Spravato was first approved by the FDA in 2019 to be used alongside an oral antidepressant for patients whose symptoms failed to improve after trying two or more different antidepressants. The company highlighted that nearly 30 percent of the estimated 280 million people worldwide living with major depressive disorder experience treatment-resistant depression.
“Many patients struggling with difficult-to-treat depression spend a lengthy period navigating through various treatments that do not effectively alleviate their symptoms, which can place a significant emotional and functional strain on both patients and their families,” said Bill Martin, head of neuroscience at Johnson & Johnson, in a press statement.
The application to the FDA was supported by findings from a late-stage clinical trial, which demonstrated that Spravato, when used as a standalone treatment, could alleviate patients’ symptoms as soon as 24 hours after administration and continue to be effective for at least four weeks.
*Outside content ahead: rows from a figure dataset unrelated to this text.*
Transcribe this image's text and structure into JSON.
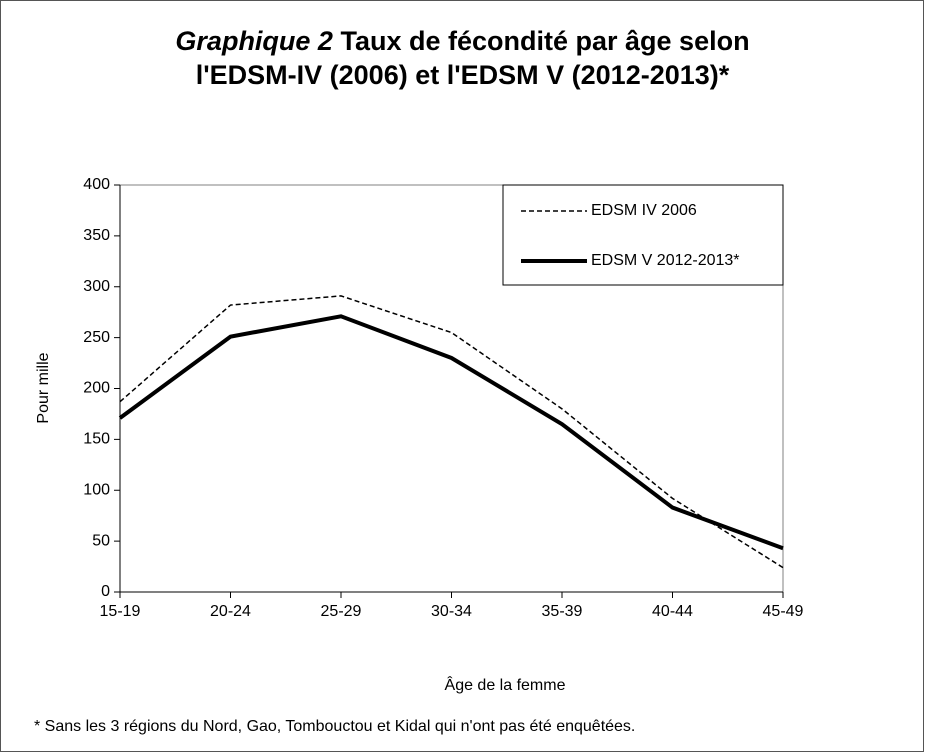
{
  "chart_data": {
    "type": "line",
    "title_label": "Graphique  2",
    "title": [
      "Taux de fécondité par âge selon",
      "l'EDSM-IV (2006) et l'EDSM V (2012-2013)*"
    ],
    "x_label": "Âge de la femme",
    "y_label": "Pour mille",
    "note": "* Sans les 3 régions du Nord, Gao, Tombouctou  et Kidal qui n'ont pas été enquêtées.",
    "categories": [
      "15-19",
      "20-24",
      "25-29",
      "30-34",
      "35-39",
      "40-44",
      "45-49"
    ],
    "series": [
      {
        "name": "EDSM IV 2006",
        "color": "#000000",
        "dash": true,
        "values": [
          187,
          282,
          291,
          255,
          180,
          92,
          24
        ]
      },
      {
        "name": "EDSM V 2012-2013*",
        "color": "#000000",
        "dash": false,
        "values": [
          171,
          251,
          271,
          230,
          165,
          83,
          43
        ]
      }
    ],
    "ylim": [
      0,
      400
    ],
    "yticks": [
      0,
      50,
      100,
      150,
      200,
      250,
      300,
      350,
      400
    ],
    "grid": false,
    "legend": "top-right"
  }
}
Spravato is administered through a nasal spray and must be taken under the supervision of a healthcare provider in a clinical setting. Unlike other antidepressants that target neurotransmitters like serotonin and dopamine, Spravato enhances the activity of glutamate in the brain. Glutamate is the most prevalent neurotransmitter and plays a crucial role in facilitating communication between neurons.
In the second quarter, sales of Spravato surged by 60% to $271 million compared to the same period in 2023. According to Johnson & Johnson, Spravato has been utilized by 100,000 patients across 77 countries.